In researching my main piece I was inspired by the multidisciplinary work of South Korean multidisciplinary artist Nam June Paik (1932–2006) whose creative works over five decades explored the influence, interface and relationships between modern technologies and humans, society and nature. Paik had trained as a musician and he was fascinated by technologies used to transmit sounds and music, these became a recurrent theme in his art. His art practice transformed the relationship between art and technology. The diversity of art genres he used in his work is said to have made a profound influence in the fields of culture and art. Much of his focus was on innovative technologies and he used mediums such as video art, performance, installation, broadcasting, and sculpture. Paik often incorporated music and sound into his works and a few pieces stood out to me. The first work I encountered that referenced vinyl records  was a sculpture entitled ‘Record Shishkebab’. This consisted of a series of vinyl records arranged to form the shape a shish kebab, each record representing a slice of meat on the vertical skewer. I thought this was an intriguing and exciting way to use vinyl, an everyday object, to represent something we come across in everyday life.

Random Access (Record Shishkebab) by Nam June Paik (1963)

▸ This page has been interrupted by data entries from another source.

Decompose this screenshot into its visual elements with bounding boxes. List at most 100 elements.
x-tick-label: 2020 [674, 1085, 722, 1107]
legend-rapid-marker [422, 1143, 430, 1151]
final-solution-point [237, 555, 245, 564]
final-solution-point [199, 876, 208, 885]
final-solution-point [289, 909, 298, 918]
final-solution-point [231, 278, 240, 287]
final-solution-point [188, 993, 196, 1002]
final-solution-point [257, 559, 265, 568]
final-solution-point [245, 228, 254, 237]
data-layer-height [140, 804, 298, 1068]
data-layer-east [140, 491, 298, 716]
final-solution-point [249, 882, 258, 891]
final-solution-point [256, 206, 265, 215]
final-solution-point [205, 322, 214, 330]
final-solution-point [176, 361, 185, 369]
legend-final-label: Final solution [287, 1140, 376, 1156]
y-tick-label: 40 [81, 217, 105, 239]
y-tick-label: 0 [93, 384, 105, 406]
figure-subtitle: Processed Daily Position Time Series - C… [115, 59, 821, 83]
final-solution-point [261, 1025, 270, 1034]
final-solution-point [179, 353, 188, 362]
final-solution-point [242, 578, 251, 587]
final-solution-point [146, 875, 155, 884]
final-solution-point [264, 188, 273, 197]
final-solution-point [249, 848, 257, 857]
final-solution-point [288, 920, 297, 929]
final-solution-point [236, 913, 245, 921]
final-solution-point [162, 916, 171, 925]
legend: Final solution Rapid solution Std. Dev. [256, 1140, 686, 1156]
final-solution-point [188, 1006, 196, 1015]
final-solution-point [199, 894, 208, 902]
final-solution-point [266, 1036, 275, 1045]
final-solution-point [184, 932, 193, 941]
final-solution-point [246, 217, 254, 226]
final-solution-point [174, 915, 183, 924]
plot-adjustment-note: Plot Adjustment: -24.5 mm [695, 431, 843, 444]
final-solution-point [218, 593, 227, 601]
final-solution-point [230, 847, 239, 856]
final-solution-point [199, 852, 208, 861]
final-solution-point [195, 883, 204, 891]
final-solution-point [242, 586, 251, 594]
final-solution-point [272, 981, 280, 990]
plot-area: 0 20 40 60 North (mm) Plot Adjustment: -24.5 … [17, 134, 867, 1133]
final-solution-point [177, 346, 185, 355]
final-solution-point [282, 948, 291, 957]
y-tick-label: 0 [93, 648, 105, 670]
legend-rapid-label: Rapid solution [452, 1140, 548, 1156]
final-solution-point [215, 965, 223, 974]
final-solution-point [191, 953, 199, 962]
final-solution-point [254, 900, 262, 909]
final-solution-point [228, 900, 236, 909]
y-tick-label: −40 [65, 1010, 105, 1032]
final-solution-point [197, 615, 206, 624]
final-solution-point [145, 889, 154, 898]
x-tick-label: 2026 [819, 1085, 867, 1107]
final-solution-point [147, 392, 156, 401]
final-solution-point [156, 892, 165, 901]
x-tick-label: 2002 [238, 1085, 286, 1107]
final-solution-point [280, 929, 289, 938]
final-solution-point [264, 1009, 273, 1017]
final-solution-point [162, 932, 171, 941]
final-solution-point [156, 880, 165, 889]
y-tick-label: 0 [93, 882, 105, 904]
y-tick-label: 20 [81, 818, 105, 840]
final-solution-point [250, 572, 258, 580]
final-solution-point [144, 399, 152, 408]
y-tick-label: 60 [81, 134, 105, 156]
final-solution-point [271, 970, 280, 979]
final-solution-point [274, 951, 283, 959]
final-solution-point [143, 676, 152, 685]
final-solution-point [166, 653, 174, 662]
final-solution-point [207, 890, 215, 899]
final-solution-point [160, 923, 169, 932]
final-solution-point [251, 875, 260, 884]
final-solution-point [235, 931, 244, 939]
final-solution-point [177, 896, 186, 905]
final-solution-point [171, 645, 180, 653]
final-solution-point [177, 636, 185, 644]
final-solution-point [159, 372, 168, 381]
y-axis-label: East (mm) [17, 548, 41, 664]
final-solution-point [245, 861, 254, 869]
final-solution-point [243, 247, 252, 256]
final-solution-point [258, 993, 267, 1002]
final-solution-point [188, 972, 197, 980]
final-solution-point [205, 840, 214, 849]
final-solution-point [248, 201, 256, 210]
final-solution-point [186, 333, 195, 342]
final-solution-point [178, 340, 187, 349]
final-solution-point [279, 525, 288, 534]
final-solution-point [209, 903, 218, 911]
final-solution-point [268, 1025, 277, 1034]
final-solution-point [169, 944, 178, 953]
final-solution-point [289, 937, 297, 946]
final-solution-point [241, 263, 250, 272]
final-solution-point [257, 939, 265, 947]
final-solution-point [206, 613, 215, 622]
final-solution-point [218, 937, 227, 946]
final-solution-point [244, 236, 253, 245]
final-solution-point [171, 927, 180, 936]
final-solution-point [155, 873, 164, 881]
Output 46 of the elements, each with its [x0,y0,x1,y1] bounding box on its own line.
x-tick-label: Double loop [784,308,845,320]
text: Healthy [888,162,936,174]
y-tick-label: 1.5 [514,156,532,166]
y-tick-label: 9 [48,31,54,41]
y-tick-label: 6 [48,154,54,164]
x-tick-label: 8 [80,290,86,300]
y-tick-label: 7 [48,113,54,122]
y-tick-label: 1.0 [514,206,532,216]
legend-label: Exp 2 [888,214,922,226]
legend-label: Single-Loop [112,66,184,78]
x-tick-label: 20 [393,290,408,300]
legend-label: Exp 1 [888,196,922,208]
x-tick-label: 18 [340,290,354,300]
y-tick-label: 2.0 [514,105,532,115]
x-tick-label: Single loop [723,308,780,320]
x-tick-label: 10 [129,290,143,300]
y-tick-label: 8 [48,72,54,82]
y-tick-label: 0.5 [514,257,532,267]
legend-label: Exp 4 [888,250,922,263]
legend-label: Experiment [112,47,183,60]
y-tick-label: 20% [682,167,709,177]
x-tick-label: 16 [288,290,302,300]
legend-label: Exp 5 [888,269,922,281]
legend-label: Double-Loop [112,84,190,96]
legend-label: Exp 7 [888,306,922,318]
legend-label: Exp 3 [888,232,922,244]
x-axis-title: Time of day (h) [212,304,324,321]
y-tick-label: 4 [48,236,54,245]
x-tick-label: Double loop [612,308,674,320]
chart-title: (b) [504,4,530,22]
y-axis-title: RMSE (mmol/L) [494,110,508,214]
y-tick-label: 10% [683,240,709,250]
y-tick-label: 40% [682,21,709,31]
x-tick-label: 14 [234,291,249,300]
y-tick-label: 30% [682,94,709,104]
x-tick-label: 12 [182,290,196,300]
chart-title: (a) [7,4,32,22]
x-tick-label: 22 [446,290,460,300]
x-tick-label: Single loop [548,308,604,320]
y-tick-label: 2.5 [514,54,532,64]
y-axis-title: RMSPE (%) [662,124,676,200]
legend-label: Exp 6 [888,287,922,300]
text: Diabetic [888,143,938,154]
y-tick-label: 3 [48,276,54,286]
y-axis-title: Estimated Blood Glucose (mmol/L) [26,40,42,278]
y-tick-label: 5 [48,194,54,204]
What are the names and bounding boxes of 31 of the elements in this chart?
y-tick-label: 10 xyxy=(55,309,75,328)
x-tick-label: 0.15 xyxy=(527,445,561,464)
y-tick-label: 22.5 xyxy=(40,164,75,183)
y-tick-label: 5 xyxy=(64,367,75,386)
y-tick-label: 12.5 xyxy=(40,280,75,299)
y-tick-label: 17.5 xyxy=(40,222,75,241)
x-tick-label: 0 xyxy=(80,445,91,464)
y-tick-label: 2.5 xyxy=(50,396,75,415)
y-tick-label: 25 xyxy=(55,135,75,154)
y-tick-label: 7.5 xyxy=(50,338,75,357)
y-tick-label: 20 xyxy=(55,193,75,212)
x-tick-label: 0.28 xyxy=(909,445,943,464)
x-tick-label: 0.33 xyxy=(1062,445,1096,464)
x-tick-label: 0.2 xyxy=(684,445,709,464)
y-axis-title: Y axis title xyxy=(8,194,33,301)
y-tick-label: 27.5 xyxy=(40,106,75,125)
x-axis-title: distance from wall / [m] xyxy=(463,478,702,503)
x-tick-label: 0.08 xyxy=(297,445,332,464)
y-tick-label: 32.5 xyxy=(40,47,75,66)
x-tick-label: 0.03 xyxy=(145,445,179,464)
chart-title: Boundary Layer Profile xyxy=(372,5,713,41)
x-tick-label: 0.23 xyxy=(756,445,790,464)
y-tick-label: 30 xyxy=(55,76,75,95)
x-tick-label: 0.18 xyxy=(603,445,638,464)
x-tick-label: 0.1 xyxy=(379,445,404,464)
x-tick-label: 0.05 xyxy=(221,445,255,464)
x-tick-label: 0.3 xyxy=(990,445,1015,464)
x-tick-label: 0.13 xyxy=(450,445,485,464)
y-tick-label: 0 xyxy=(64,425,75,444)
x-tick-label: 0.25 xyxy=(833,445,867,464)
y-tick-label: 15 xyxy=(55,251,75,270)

https://artssummary.com/2021/05/07/nam-june-paik-at-san-francisco-museum-of-modern-art-sfmoma-may-8-october-3-2021/ 

He was also interested in how as new technologies replaced existing ones and many of his works played with this transitional relationship. For example in Elephant Cart (2001) he used a mixture of archaic media technologies (including Victrola gramophones) and new technologies. These are piled together onto a cart pulled by an elephant. This work encourages us to think about past and new forms of communication media and the relationship between them.

 

Elephant Cart, Nam June Paik (2001) https://prenjpac-en.ggcf.kr/archives/artwork/elephant-cart

Another Paik work, the sculptural installation ‘Victrola’ (2005), was very influential for my project. In this Paik placed this very early version of gramophone technology inside a piece of formal traditional furniture and smashed a vinyl record into pieces on the floor next to it. The furniture is covered in modern graffiti including a crudely scrawled image, of what could be a TV screen, on the inside of the Victrola’s lid. He thus presents the desperate fate of this once magnificent technology. The defacement and smashed vinyl record push home the message that this technology is now redundant and even ridiculed. This is then reinforced by positioning a plasma TV screen directly above it and showing an old black and white film of Paik himself breaking a vinyl record in a performance from many decades earlier. The presence of the plasma screen not only emphasises the message that both the Victrola and vinyl record have been mercilessly deposed but the film tells us that Paik had predicted this transition well before the newer technologies had even emerged. This work by Paik was the starting point for my journey on my final piece, it resonated with me and made me think of how I could represent music streaming platforms and the loss of the artists intentions for their music.